IP Phone Recording Active/Passive

jadams

2[H]4U
Joined
Mar 14, 2010
Messages
4,086
Guys I have a bit of a problem here.... I'm not sure how familar any of you are with call recording when it comes to IP phones.

Currently we have a customer who has a "passive" solution. What happens in a passive solution is that we setup span ports to get the RTP traffic, which contains the audio over to the recorder. It filters by IP address and is able to peice together calls.

We are currently installing an ACTIVE solution. What happens in this scenario is within the Cisco CUCM we configure the phones to create a duplicate copy of the audio via Built in Bridge, and ACTIVELY send us the RTP stream.

The problem is that the customer needs the passive and active solution to work at the same time.

Heres the dillema....

Since their current recorder is spanning all traffic from the phone; not only is it getting the "normal" call traffic, but at the same time all the Built in Bridge traffic is getting spanned as well.

Their recorder is gettin confused and dropping the employee side of the call. It maintains the customer side of the call because in a passive environment that audio doesnt come from the phone.

Soooo..... Current recorder is getting confused because its seeing TWO copied streams from the same IP address and dropping it.

How to fix?
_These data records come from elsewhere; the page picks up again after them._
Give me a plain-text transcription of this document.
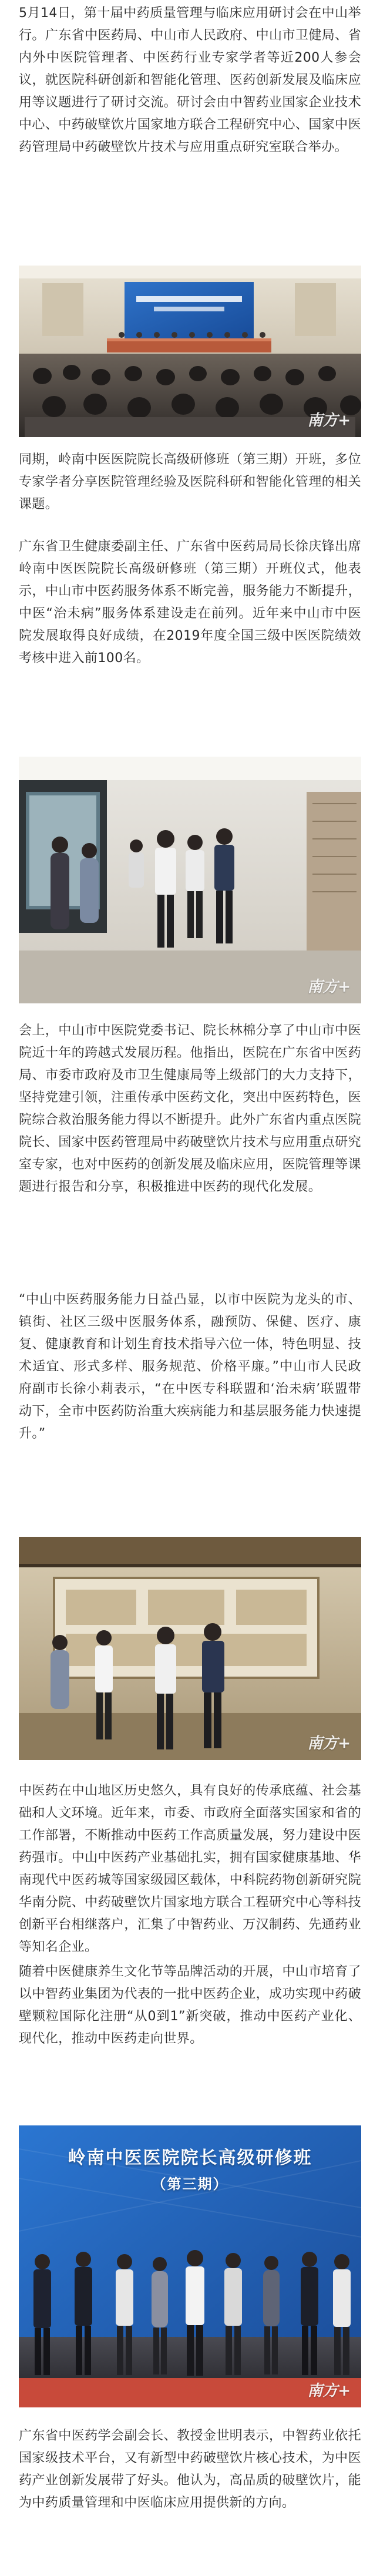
5月14日，第十届中药质量管理与临床应用研讨会在中山举行。广东省中医药局、中山市人民政府、中山市卫健局、省内外中医院管理者、中医药行业专家学者等近200人参会议，就医院科研创新和智能化管理、医药创新发展及临床应用等议题进行了研讨交流。研讨会由中智药业国家企业技术中心、中药破壁饮片国家地方联合工程研究中心、国家中医药管理局中药破壁饮片技术与应用重点研究室联合举办。

南方+

同期，岭南中医医院院长高级研修班（第三期）开班，多位专家学者分享医院管理经验及医院科研和智能化管理的相关课题。

广东省卫生健康委副主任、广东省中医药局局长徐庆锋出席岭南中医医院院长高级研修班（第三期）开班仪式，他表示，中山市中医药服务体系不断完善，服务能力不断提升，中医“治未病”服务体系建设走在前列。近年来中山市中医院发展取得良好成绩，在2019年度全国三级中医医院绩效考核中进入前100名。

南方+

会上，中山市中医院党委书记、院长林棉分享了中山市中医院近十年的跨越式发展历程。他指出，医院在广东省中医药局、市委市政府及市卫生健康局等上级部门的大力支持下，坚持党建引领，注重传承中医药文化，突出中医药特色，医院综合救治服务能力得以不断提升。此外广东省内重点医院院长、国家中医药管理局中药破壁饮片技术与应用重点研究室专家，也对中医药的创新发展及临床应用，医院管理等课题进行报告和分享，积极推进中医药的现代化发展。

“中山中医药服务能力日益凸显，以市中医院为龙头的市、镇街、社区三级中医服务体系，融预防、保健、医疗、康复、健康教育和计划生育技术指导六位一体，特色明显、技术适宜、形式多样、服务规范、价格平廉。”中山市人民政府副市长徐小莉表示，“在中医专科联盟和‘治未病’联盟带动下，全市中医药防治重大疾病能力和基层服务能力快速提升。”

南方+

中医药在中山地区历史悠久，具有良好的传承底蕴、社会基础和人文环境。近年来，市委、市政府全面落实国家和省的工作部署，不断推动中医药工作高质量发展，努力建设中医药强市。中山中医药产业基础扎实，拥有国家健康基地、华南现代中医药城等国家级园区载体，中科院药物创新研究院华南分院、中药破壁饮片国家地方联合工程研究中心等科技创新平台相继落户，汇集了中智药业、万汉制药、先通药业等知名企业。

随着中医健康养生文化节等品牌活动的开展，中山市培育了以中智药业集团为代表的一批中医药企业，成功实现中药破壁颗粒国际化注册“从0到1”新突破，推动中医药产业化、现代化，推动中医药走向世界。

岭南中医医院院长高级研修班
（第三期）
南方+

广东省中医药学会副会长、教授金世明表示，中智药业依托国家级技术平台，又有新型中药破壁饮片核心技术，为中医药产业创新发展带了好头。他认为，高品质的破壁饮片，能为中药质量管理和中医临床应用提供新的方向。
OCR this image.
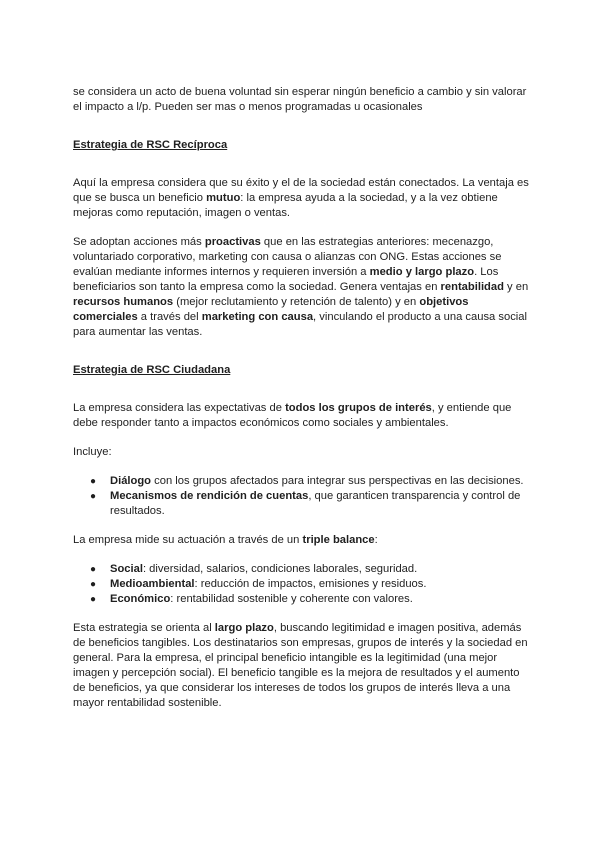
se considera un acto de buena voluntad sin esperar ningún beneficio a cambio y sin valorar el impacto a l/p. Pueden ser mas o menos programadas u ocasionales

Estrategia de RSC Recíproca

Aquí la empresa considera que su éxito y el de la sociedad están conectados. La ventaja es que se busca un beneficio mutuo: la empresa ayuda a la sociedad, y a la vez obtiene mejoras como reputación, imagen o ventas.

Se adoptan acciones más proactivas que en las estrategias anteriores: mecenazgo, voluntariado corporativo, marketing con causa o alianzas con ONG. Estas acciones se evalúan mediante informes internos y requieren inversión a medio y largo plazo. Los beneficiarios son tanto la empresa como la sociedad. Genera ventajas en rentabilidad y en recursos humanos (mejor reclutamiento y retención de talento) y en objetivos comerciales a través del marketing con causa, vinculando el producto a una causa social para aumentar las ventas.

Estrategia de RSC Ciudadana

La empresa considera las expectativas de todos los grupos de interés, y entiende que debe responder tanto a impactos económicos como sociales y ambientales.

Incluye:

● Diálogo con los grupos afectados para integrar sus perspectivas en las decisiones.
● Mecanismos de rendición de cuentas, que garanticen transparencia y control de resultados.

La empresa mide su actuación a través de un triple balance:

● Social: diversidad, salarios, condiciones laborales, seguridad.
● Medioambiental: reducción de impactos, emisiones y residuos.
● Económico: rentabilidad sostenible y coherente con valores.

Esta estrategia se orienta al largo plazo, buscando legitimidad e imagen positiva, además de beneficios tangibles. Los destinatarios son empresas, grupos de interés y la sociedad en general. Para la empresa, el principal beneficio intangible es la legitimidad (una mejor imagen y percepción social). El beneficio tangible es la mejora de resultados y el aumento de beneficios, ya que considerar los intereses de todos los grupos de interés lleva a una mayor rentabilidad sostenible.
Is it possible to configure Windows firewall to block traffic from only specific portions of this span? How we keep the "Built in Bridge" traffic from reaching their current recorder when its going through the span port?
 
Depends on how it's physically setup.

I'd configure an ACL so your active stream is dropped. Just block traffic destined for the IP of the active recorder.
 
Thanks Jeff, I think we might be onto something.

The phone ACTIVELY sends out a stream, with a source of the phone ip address and a destination of our recorder.
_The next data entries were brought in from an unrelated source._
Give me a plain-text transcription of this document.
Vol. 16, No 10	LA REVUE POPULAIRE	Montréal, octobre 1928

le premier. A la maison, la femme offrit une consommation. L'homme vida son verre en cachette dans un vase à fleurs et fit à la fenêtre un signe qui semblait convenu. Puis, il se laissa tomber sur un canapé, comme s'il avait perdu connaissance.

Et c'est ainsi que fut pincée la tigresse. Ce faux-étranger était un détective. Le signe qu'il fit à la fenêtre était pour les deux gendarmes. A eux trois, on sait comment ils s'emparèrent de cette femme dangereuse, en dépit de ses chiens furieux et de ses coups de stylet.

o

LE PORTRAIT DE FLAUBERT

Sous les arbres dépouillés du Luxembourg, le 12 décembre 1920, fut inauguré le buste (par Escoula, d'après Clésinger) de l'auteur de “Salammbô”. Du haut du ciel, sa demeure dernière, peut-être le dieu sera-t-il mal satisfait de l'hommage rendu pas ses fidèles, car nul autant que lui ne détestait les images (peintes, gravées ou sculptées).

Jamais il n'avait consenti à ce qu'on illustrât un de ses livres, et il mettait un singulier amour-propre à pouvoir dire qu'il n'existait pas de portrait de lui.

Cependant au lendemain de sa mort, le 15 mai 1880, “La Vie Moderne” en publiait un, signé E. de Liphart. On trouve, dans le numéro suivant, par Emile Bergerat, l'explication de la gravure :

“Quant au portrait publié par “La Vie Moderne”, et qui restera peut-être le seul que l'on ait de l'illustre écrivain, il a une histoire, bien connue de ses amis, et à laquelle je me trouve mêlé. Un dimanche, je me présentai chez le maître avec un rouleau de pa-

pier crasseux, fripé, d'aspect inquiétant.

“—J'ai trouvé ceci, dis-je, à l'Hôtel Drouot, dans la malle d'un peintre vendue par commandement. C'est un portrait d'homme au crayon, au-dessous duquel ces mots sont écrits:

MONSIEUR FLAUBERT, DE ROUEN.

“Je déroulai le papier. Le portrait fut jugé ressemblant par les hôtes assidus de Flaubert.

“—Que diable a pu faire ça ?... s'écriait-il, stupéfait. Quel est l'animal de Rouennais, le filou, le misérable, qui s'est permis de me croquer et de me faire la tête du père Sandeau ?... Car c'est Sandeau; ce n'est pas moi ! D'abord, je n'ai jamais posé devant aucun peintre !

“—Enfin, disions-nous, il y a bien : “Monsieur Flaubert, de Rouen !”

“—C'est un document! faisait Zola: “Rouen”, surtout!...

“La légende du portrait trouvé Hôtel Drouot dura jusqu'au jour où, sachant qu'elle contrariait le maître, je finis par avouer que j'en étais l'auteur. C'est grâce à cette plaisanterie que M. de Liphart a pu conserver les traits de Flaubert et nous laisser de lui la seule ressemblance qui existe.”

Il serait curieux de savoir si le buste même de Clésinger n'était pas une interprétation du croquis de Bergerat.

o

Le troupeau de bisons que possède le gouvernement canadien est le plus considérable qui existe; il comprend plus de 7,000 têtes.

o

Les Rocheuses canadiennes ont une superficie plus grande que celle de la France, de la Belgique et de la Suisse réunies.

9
Now even though the destination is that of our active recorder, the packets themselves are getting spanned to the passive recorder. Passive recorders run a WinPcap/Wireshark type of program to filter all those packets and make phone calls.

Is it possible to setup a Windows Firewall rule on the Passive Recorder to block by destination IP?
If that is possible, will that also apply to spanned traffic?
Will the spanned traffic still make it to the filtering program attached to the NIC on the passive recorder?

This whole situation is just a cluster....
 
You can try that.

If you have a firewall rule that blocks RTP with a destination of the local machine, that might work.

I'd be more tempted to try and do it with your switch though, but I'm more of a network guy.

The windows firewall rule should not apply to the spanned traffic, since the destination IPs on those packets will be other devices.